Asturias Days

Gente para Todo

By Clellan Coe | April 21, 2021
David Álvarez López (Flickr/david_a_l)
David Álvarez López (Flickr/david_a_l)

“Did you hear them?” asked my running partner, and, looking over my shoulder at the two people we’d just passed, they climbing the hill as we trotted down it, I told him no. Like us, they were out for some exercise on a breezy Sunday morning, choosing this wide, little-used road parallel to the path along the bluffs just outside the city, but they were walking instead of running, and, unlike us, they wore masks. My partner told me they’d been complaining about us. I had had no inkling of that, their words carried off in a gust of air.

“Not understanding has its advantages,” I said, though then I thought of the man whom we’d passed 15 minutes earlier when we were running along the highway, and whom I’d had no difficulty understanding. We were on one side of the two-lane road, he on the other, a good 20 feet separating us. Like this couple, he was walking, his mask dangling from an ear. The wind was gusting there too. As we came roughly even with him, he made a show of pulling his mask on, adjusting it one way and then another, all the while turned to face us, as if transmitting a message. I could almost feel his indignation from across the road, and my partner and I smiled at how worked up he seemed for the 30 seconds that he fumbled pointedly with his mask. I’d understood his meaning perfectly.

Hay gente para todo,” my partner had said with a laugh, because the man seemed so absurd. Gente para todo: it takes all kinds. The phrase can be used for rueful recognition of confounding differences between people, or it can be used in wonder at spectacular diversity, or in disgust at inexplicable variation. He said the same thing again with the couple on the hill, though now he was irritated. Perhaps because we were closer to the source and the criticism hit harder? Because there were two this time? Because it was spoken, not just pantomimed? Because it was the second time that morning? For whatever reason, the words that for me had been a puff of air were for him arrows hitting their mark.

Running maskless, we did everything possible to steer clear of others out exercising, whether they were masked or not: we detoured around others, giving a wide berth, switched from one side of a road to the other, and hopped off the sidewalk into the street.

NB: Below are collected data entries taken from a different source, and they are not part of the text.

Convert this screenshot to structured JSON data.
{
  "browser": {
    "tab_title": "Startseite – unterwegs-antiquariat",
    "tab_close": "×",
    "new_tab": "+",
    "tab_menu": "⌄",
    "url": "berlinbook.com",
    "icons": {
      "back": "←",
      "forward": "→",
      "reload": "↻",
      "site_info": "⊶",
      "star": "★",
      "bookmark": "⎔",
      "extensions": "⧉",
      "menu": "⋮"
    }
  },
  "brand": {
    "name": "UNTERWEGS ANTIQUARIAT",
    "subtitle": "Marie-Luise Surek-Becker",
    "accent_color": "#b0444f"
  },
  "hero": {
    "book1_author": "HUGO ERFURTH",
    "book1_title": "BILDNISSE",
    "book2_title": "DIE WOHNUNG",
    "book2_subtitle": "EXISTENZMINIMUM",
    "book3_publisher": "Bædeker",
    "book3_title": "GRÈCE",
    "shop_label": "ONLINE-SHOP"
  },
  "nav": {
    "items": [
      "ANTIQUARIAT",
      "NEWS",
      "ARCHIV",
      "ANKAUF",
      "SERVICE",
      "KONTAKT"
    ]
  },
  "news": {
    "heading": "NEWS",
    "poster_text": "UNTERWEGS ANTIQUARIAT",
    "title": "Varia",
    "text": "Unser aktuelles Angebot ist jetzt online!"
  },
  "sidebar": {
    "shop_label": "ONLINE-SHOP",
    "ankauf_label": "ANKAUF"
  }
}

Mainly what we did was keep to the wide roads or little-used lanes. But not even that effort saved us just last week when on a winding road through an area with widely spaced houses amid fields and farmsteads, a woman walking towards us veered suddenly away from her side and closer to us as we approached. I’d thought she was closing the gap in order to call out a friendly greeting and I was already smiling in response when I heard her angry voice telling us to wear masks. She spit out the words, and I was astounded at the vitriol of her tone and at her face twisted in anger. Thinking about it later, I was astonished to recall that she’d crossed the road to accost us.

We were already past before I’d realized what had happened, but my partner had turned his head to yell over his shoulder his angry response—that engaging in rigorous outside exercise while keeping a two-meter distance required no mask. I think my face was probably still frozen in that jolly grin I’d put on for her.

Can you believe that? we asked each other, he disgusted at how regularly his feeling about people was confirmed, and I astonished at how wrong I’d been. As we ran on, we shared our incredulity at something else—that she hadn’t herself been wearing a mask. Hay gente para todo.